A. Examen antérieur du cas
A. Examen antérieur du cas- 239. Lors de son précédent examen du cas, le comité a formulé les recommandations ci-après [voir 337e rapport, paragr. 342]:
- a) Le comité souligne la gravité des allégations relatives au meurtre des dirigeants syndicaux Chea Vichea et Ros Sovannareth. Le comité déplore profondément ces événements et attire l’attention du gouvernement sur le fait qu’un tel climat de violence, qui mène à la mort de dirigeants syndicaux, est un obstacle sérieux à l’exercice des droits syndicaux.
- b) Le comité insiste pour que le gouvernement ouvre sans tarder une enquête judiciaire indépendante sur les meurtres de Chea Vichea et de Ros Sovannareth en vue d’identifier non seulement les auteurs de ce crime mais également les instigateurs. Le comité demande au gouvernement de le tenir informé des résultats de cette enquête.

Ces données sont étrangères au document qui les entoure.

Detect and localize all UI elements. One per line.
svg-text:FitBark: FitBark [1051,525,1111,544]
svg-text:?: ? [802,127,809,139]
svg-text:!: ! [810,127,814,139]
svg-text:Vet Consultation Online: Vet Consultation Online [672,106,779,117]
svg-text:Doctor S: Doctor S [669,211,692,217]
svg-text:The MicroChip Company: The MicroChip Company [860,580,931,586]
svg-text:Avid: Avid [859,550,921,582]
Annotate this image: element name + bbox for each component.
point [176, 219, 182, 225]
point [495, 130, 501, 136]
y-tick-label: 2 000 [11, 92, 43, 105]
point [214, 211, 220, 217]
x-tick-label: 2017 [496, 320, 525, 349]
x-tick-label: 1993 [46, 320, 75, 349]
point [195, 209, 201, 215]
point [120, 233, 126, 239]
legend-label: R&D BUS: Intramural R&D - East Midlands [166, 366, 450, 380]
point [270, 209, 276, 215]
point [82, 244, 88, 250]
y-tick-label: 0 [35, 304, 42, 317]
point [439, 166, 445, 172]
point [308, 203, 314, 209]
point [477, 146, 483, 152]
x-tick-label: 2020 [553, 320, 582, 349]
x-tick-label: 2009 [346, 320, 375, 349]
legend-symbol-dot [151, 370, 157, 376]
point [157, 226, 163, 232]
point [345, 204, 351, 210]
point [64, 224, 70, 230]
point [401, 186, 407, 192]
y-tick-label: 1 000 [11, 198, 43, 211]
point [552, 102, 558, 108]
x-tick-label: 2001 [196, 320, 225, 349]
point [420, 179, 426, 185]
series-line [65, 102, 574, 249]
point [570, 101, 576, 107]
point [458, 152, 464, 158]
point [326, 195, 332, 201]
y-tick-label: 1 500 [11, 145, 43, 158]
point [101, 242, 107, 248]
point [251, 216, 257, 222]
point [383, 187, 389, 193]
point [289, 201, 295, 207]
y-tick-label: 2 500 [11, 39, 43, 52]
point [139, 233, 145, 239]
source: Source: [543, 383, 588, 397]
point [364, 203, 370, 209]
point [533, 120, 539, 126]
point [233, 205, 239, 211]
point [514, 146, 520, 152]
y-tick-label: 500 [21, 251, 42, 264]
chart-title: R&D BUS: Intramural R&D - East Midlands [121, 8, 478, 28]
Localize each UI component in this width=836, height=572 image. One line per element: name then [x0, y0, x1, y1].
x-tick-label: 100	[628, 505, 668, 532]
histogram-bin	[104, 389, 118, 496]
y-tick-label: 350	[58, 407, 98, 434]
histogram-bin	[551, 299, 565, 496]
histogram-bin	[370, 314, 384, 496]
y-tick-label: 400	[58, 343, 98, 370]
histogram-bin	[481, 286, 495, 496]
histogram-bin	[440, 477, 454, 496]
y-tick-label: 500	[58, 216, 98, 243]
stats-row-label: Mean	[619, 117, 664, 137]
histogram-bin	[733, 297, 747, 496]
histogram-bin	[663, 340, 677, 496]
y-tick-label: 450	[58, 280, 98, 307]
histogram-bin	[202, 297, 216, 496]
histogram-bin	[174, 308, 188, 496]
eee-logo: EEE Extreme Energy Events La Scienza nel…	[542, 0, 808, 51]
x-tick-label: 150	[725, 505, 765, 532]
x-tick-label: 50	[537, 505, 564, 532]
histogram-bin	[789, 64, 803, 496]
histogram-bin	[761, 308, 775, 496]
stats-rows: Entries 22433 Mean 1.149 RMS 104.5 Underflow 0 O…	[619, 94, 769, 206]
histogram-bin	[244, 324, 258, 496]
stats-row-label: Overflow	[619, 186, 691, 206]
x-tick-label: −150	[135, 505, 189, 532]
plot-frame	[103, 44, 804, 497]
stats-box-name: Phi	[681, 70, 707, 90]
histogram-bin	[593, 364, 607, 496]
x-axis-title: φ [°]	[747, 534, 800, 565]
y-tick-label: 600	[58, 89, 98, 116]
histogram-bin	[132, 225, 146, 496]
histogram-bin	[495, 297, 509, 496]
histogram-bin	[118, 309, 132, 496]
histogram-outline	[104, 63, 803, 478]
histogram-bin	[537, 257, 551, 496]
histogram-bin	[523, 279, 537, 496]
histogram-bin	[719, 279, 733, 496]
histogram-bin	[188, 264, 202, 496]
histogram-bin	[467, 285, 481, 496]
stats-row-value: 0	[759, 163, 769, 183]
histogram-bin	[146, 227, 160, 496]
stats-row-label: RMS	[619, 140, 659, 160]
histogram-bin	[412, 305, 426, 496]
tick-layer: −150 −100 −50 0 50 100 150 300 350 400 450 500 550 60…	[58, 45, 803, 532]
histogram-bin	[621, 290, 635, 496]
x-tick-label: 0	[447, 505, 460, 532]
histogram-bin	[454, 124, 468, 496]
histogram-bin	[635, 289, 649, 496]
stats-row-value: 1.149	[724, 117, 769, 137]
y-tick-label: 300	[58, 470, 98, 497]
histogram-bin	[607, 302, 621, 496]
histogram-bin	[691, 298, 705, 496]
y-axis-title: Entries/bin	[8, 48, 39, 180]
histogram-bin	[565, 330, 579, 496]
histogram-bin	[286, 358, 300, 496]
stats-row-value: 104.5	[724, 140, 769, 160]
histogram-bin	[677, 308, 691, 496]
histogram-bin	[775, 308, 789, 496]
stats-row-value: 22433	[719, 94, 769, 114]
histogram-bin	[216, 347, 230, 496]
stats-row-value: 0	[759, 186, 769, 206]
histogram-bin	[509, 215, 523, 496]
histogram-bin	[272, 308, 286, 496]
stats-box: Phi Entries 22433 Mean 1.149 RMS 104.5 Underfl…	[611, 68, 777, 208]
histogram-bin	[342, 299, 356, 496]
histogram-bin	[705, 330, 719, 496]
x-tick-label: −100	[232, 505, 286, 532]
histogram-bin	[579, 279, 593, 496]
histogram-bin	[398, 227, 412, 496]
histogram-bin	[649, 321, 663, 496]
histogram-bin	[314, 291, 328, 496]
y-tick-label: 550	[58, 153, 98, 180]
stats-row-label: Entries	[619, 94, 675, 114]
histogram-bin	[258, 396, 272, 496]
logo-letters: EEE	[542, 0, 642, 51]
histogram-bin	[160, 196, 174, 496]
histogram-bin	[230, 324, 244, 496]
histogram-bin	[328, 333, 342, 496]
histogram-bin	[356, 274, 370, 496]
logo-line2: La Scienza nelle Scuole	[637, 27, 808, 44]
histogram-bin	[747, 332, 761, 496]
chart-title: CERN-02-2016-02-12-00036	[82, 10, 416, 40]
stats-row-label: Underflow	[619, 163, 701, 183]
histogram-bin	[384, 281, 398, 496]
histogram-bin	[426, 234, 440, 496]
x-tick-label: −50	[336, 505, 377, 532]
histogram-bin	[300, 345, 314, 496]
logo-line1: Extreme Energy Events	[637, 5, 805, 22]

- c) Au sujet de l’accord sur l’interdiction de manifester dont il a été fait état, et dans lequel Chea Mony et son collègue représentant du FTUWKC ont été forcés de promettre d’inciter les travailleurs du textile à arrêter la grève et à éviter d’organiser d’autres manifestations, le comité attend du gouvernement qu’il déclare cet accord nul et non avenu et demande au gouvernement de veiller, à l’avenir, à ce que les travailleurs jouissent du droit de manifestation pacifique pour défendre leurs intérêts professionnels.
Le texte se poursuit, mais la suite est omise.